More cabin space allows NEXO’s battery to be relocated to the trunk while its fuel cell has an overall improved system layout. NEXO’s powertrain is lighter and takes up less space making also it more efficient.
Like the ix35 Fuel Cell, NEXO keeps its quiet and driving characteristics. Noise can be isolated to one area because all of NEXO’s moving parts are inside the engine bay. NEXO can also be refuelled within five minutes and has an estimated range of 800 kilometres.

NEXO features a range of advanced driving assistance features

As Hyundai’s newest flagship fuel-cell vehicle, NEXO benefits from the company’s cutting-edge hydrogen research. And along with greater efficiencies and performance, the car also includes Advanced Driver Assistance Systems (ADAS).
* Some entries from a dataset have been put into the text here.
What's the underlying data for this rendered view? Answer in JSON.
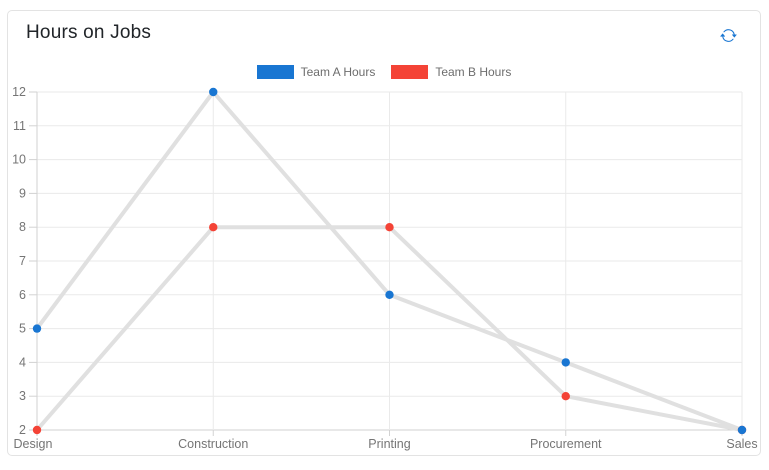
{
  "card": {
    "title": "Hours on Jobs",
    "refresh_icon": "refresh-icon"
  },
  "legend": [
    {
      "label": "Team A Hours",
      "color": "#1976d2"
    },
    {
      "label": "Team B Hours",
      "color": "#f44336"
    }
  ],
  "chart_data": {
    "type": "line",
    "title": "Hours on Jobs",
    "categories": [
      "Design",
      "Construction",
      "Printing",
      "Procurement",
      "Sales"
    ],
    "series": [
      {
        "name": "Team A Hours",
        "color": "#1976d2",
        "values": [
          5,
          12,
          6,
          4,
          2
        ]
      },
      {
        "name": "Team B Hours",
        "color": "#f44336",
        "values": [
          2,
          8,
          8,
          3,
          2
        ]
      }
    ],
    "xlabel": "",
    "ylabel": "",
    "ylim": [
      2,
      12
    ],
    "y_ticks": [
      2,
      3,
      4,
      5,
      6,
      7,
      8,
      9,
      10,
      11,
      12
    ],
    "grid": true,
    "legend_position": "top",
    "connector_color": "#e0e0e0",
    "axis_label_color": "#757575"
  }
}
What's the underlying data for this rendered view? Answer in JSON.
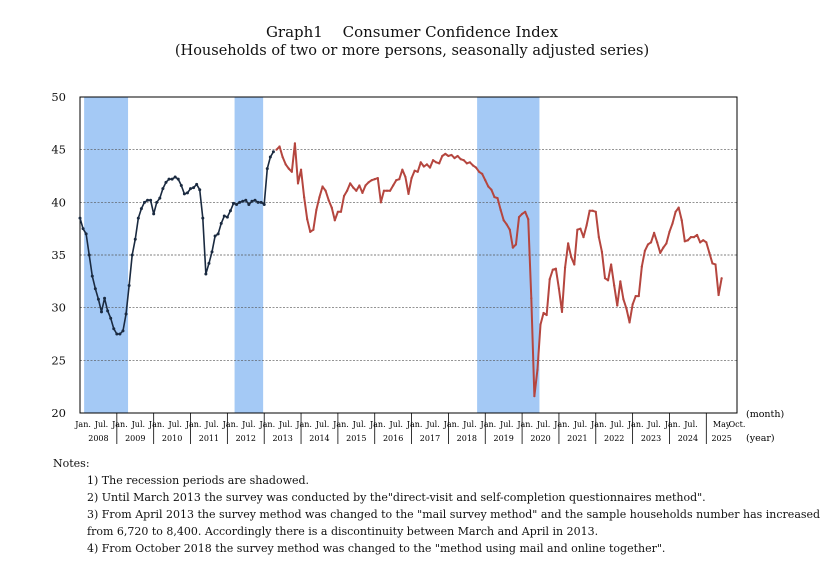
{
  "header": {
    "title": "Graph1　 Consumer Confidence Index",
    "subtitle": "(Households of two or more persons, seasonally adjusted series)"
  },
  "chart_data": {
    "type": "line",
    "title": "Consumer Confidence Index",
    "ylim": [
      20,
      50
    ],
    "yticks": [
      20,
      25,
      30,
      35,
      40,
      45,
      50
    ],
    "xlabel_month": "(month)",
    "xlabel_year": "(year)",
    "x_start": "2007-12",
    "x_end": "2025-10",
    "month_labels": [
      "Jan.",
      "Jul."
    ],
    "end_labels": [
      "May",
      "Oct."
    ],
    "years": [
      "2008",
      "2009",
      "2010",
      "2011",
      "2012",
      "2013",
      "2014",
      "2015",
      "2016",
      "2017",
      "2018",
      "2019",
      "2020",
      "2021",
      "2022",
      "2023",
      "2024",
      "2025"
    ],
    "recessions": [
      {
        "start": "2008-02",
        "end": "2009-03"
      },
      {
        "start": "2012-03",
        "end": "2012-11"
      },
      {
        "start": "2018-10",
        "end": "2020-05"
      }
    ],
    "series": [
      {
        "name": "direct-visit and self-completion",
        "color": "#1a2a40",
        "points": [
          [
            "2007-12",
            38.5
          ],
          [
            "2008-01",
            37.5
          ],
          [
            "2008-02",
            37.0
          ],
          [
            "2008-03",
            35.0
          ],
          [
            "2008-04",
            33.0
          ],
          [
            "2008-05",
            31.8
          ],
          [
            "2008-06",
            30.8
          ],
          [
            "2008-07",
            29.6
          ],
          [
            "2008-08",
            30.9
          ],
          [
            "2008-09",
            29.7
          ],
          [
            "2008-10",
            29.0
          ],
          [
            "2008-11",
            28.0
          ],
          [
            "2008-12",
            27.5
          ],
          [
            "2009-01",
            27.5
          ],
          [
            "2009-02",
            27.8
          ],
          [
            "2009-03",
            29.4
          ],
          [
            "2009-04",
            32.1
          ],
          [
            "2009-05",
            35.0
          ],
          [
            "2009-06",
            36.5
          ],
          [
            "2009-07",
            38.5
          ],
          [
            "2009-08",
            39.4
          ],
          [
            "2009-09",
            40.0
          ],
          [
            "2009-10",
            40.2
          ],
          [
            "2009-11",
            40.2
          ],
          [
            "2009-12",
            38.9
          ],
          [
            "2010-01",
            40.0
          ],
          [
            "2010-02",
            40.4
          ],
          [
            "2010-03",
            41.3
          ],
          [
            "2010-04",
            41.9
          ],
          [
            "2010-05",
            42.2
          ],
          [
            "2010-06",
            42.2
          ],
          [
            "2010-07",
            42.4
          ],
          [
            "2010-08",
            42.2
          ],
          [
            "2010-09",
            41.6
          ],
          [
            "2010-10",
            40.8
          ],
          [
            "2010-11",
            40.9
          ],
          [
            "2010-12",
            41.3
          ],
          [
            "2011-01",
            41.4
          ],
          [
            "2011-02",
            41.7
          ],
          [
            "2011-03",
            41.2
          ],
          [
            "2011-04",
            38.5
          ],
          [
            "2011-05",
            33.2
          ],
          [
            "2011-06",
            34.2
          ],
          [
            "2011-07",
            35.3
          ],
          [
            "2011-08",
            36.8
          ],
          [
            "2011-09",
            37.0
          ],
          [
            "2011-10",
            38.0
          ],
          [
            "2011-11",
            38.7
          ],
          [
            "2011-12",
            38.6
          ],
          [
            "2012-01",
            39.2
          ],
          [
            "2012-02",
            39.9
          ],
          [
            "2012-03",
            39.8
          ],
          [
            "2012-04",
            40.0
          ],
          [
            "2012-05",
            40.1
          ],
          [
            "2012-06",
            40.2
          ],
          [
            "2012-07",
            39.8
          ],
          [
            "2012-08",
            40.1
          ],
          [
            "2012-09",
            40.2
          ],
          [
            "2012-10",
            40.0
          ],
          [
            "2012-11",
            40.0
          ],
          [
            "2012-12",
            39.8
          ],
          [
            "2013-01",
            43.2
          ],
          [
            "2013-02",
            44.3
          ],
          [
            "2013-03",
            44.8
          ]
        ]
      },
      {
        "name": "mail survey",
        "color": "#b5463f",
        "points": [
          [
            "2013-04",
            45.0
          ],
          [
            "2013-05",
            45.3
          ],
          [
            "2013-06",
            44.3
          ],
          [
            "2013-07",
            43.6
          ],
          [
            "2013-08",
            43.2
          ],
          [
            "2013-09",
            42.9
          ],
          [
            "2013-10",
            45.6
          ],
          [
            "2013-11",
            41.8
          ],
          [
            "2013-12",
            43.1
          ],
          [
            "2014-01",
            40.5
          ],
          [
            "2014-02",
            38.4
          ],
          [
            "2014-03",
            37.2
          ],
          [
            "2014-04",
            37.4
          ],
          [
            "2014-05",
            39.3
          ],
          [
            "2014-06",
            40.5
          ],
          [
            "2014-07",
            41.5
          ],
          [
            "2014-08",
            41.1
          ],
          [
            "2014-09",
            40.2
          ],
          [
            "2014-10",
            39.5
          ],
          [
            "2014-11",
            38.3
          ],
          [
            "2014-12",
            39.1
          ],
          [
            "2015-01",
            39.1
          ],
          [
            "2015-02",
            40.6
          ],
          [
            "2015-03",
            41.1
          ],
          [
            "2015-04",
            41.8
          ],
          [
            "2015-05",
            41.4
          ],
          [
            "2015-06",
            41.1
          ],
          [
            "2015-07",
            41.6
          ],
          [
            "2015-08",
            40.9
          ],
          [
            "2015-09",
            41.6
          ],
          [
            "2015-10",
            41.9
          ],
          [
            "2015-11",
            42.1
          ],
          [
            "2015-12",
            42.2
          ],
          [
            "2016-01",
            42.3
          ],
          [
            "2016-02",
            40.0
          ],
          [
            "2016-03",
            41.1
          ],
          [
            "2016-04",
            41.1
          ],
          [
            "2016-05",
            41.1
          ],
          [
            "2016-06",
            41.6
          ],
          [
            "2016-07",
            42.1
          ],
          [
            "2016-08",
            42.2
          ],
          [
            "2016-09",
            43.1
          ],
          [
            "2016-10",
            42.4
          ],
          [
            "2016-11",
            40.8
          ],
          [
            "2016-12",
            42.3
          ],
          [
            "2017-01",
            43.0
          ],
          [
            "2017-02",
            42.9
          ],
          [
            "2017-03",
            43.8
          ],
          [
            "2017-04",
            43.4
          ],
          [
            "2017-05",
            43.6
          ],
          [
            "2017-06",
            43.3
          ],
          [
            "2017-07",
            44.0
          ],
          [
            "2017-08",
            43.8
          ],
          [
            "2017-09",
            43.7
          ],
          [
            "2017-10",
            44.4
          ],
          [
            "2017-11",
            44.6
          ],
          [
            "2017-12",
            44.4
          ],
          [
            "2018-01",
            44.5
          ],
          [
            "2018-02",
            44.2
          ],
          [
            "2018-03",
            44.4
          ],
          [
            "2018-04",
            44.1
          ],
          [
            "2018-05",
            44.0
          ],
          [
            "2018-06",
            43.7
          ],
          [
            "2018-07",
            43.8
          ],
          [
            "2018-08",
            43.5
          ],
          [
            "2018-09",
            43.3
          ],
          [
            "2018-10",
            42.9
          ],
          [
            "2018-11",
            42.7
          ],
          [
            "2018-12",
            42.1
          ],
          [
            "2019-01",
            41.5
          ],
          [
            "2019-02",
            41.2
          ],
          [
            "2019-03",
            40.5
          ],
          [
            "2019-04",
            40.4
          ],
          [
            "2019-05",
            39.3
          ],
          [
            "2019-06",
            38.3
          ],
          [
            "2019-07",
            37.9
          ],
          [
            "2019-08",
            37.4
          ],
          [
            "2019-09",
            35.7
          ],
          [
            "2019-10",
            36.0
          ],
          [
            "2019-11",
            38.6
          ],
          [
            "2019-12",
            38.9
          ],
          [
            "2020-01",
            39.1
          ],
          [
            "2020-02",
            38.4
          ],
          [
            "2020-03",
            30.9
          ],
          [
            "2020-04",
            21.6
          ],
          [
            "2020-05",
            24.1
          ],
          [
            "2020-06",
            28.4
          ],
          [
            "2020-07",
            29.5
          ],
          [
            "2020-08",
            29.3
          ],
          [
            "2020-09",
            32.7
          ],
          [
            "2020-10",
            33.6
          ],
          [
            "2020-11",
            33.7
          ],
          [
            "2020-12",
            31.8
          ],
          [
            "2021-01",
            29.6
          ],
          [
            "2021-02",
            33.8
          ],
          [
            "2021-03",
            36.1
          ],
          [
            "2021-04",
            34.8
          ],
          [
            "2021-05",
            34.1
          ],
          [
            "2021-06",
            37.4
          ],
          [
            "2021-07",
            37.5
          ],
          [
            "2021-08",
            36.7
          ],
          [
            "2021-09",
            37.8
          ],
          [
            "2021-10",
            39.2
          ],
          [
            "2021-11",
            39.2
          ],
          [
            "2021-12",
            39.1
          ],
          [
            "2022-01",
            36.7
          ],
          [
            "2022-02",
            35.3
          ],
          [
            "2022-03",
            32.8
          ],
          [
            "2022-04",
            32.6
          ],
          [
            "2022-05",
            34.1
          ],
          [
            "2022-06",
            32.1
          ],
          [
            "2022-07",
            30.2
          ],
          [
            "2022-08",
            32.5
          ],
          [
            "2022-09",
            30.8
          ],
          [
            "2022-10",
            29.9
          ],
          [
            "2022-11",
            28.6
          ],
          [
            "2022-12",
            30.3
          ],
          [
            "2023-01",
            31.1
          ],
          [
            "2023-02",
            31.1
          ],
          [
            "2023-03",
            33.9
          ],
          [
            "2023-04",
            35.4
          ],
          [
            "2023-05",
            36.0
          ],
          [
            "2023-06",
            36.2
          ],
          [
            "2023-07",
            37.1
          ],
          [
            "2023-08",
            36.2
          ],
          [
            "2023-09",
            35.2
          ],
          [
            "2023-10",
            35.7
          ],
          [
            "2023-11",
            36.1
          ],
          [
            "2023-12",
            37.2
          ],
          [
            "2024-01",
            38.0
          ],
          [
            "2024-02",
            39.1
          ],
          [
            "2024-03",
            39.5
          ],
          [
            "2024-04",
            38.3
          ],
          [
            "2024-05",
            36.3
          ],
          [
            "2024-06",
            36.4
          ],
          [
            "2024-07",
            36.7
          ],
          [
            "2024-08",
            36.7
          ],
          [
            "2024-09",
            36.9
          ],
          [
            "2024-10",
            36.2
          ],
          [
            "2024-11",
            36.4
          ],
          [
            "2024-12",
            36.2
          ],
          [
            "2025-01",
            35.2
          ],
          [
            "2025-02",
            34.2
          ],
          [
            "2025-03",
            34.1
          ],
          [
            "2025-04",
            31.2
          ],
          [
            "2025-05",
            32.8
          ]
        ]
      }
    ]
  },
  "notes": {
    "label": "Notes:",
    "items": [
      "1) The recession periods are shadowed.",
      "2) Until March 2013 the survey was conducted by the\"direct-visit and self-completion questionnaires method\".",
      "3) From April 2013 the survey method was changed to the \"mail survey method\" and the sample households number has increased",
      "from 6,720 to 8,400. Accordingly there is a discontinuity between March and April in 2013.",
      "4) From October 2018 the survey method was changed to the \"method using mail and online together\"."
    ]
  }
}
Along with systems such as Lane Following Assist (LFA), Highway Driving Assist (HDA), and Remote Smart Parking Assist (RSPA), NEXO boasts an industry first. Hyundai is the first automaker to provide drivers with video footage from both sides of the vehicle with Blind-spot View Monitor. While changing lanes in either direction, the system uses cameras to show the driver rear and side views of NEXO on the car’s centre cluster screen.
NEXO is part of Hyundai’s roadmap for new environmentally-friendly models and hydrogen technology is not the only development on Hyundai’s radar. The company has even combined fuel cells with autonomous driving technology. A fleet of NEXO vehicles recently successfully completed 190 kilometres self-driven from Seoul to Pyeongchang in Korea.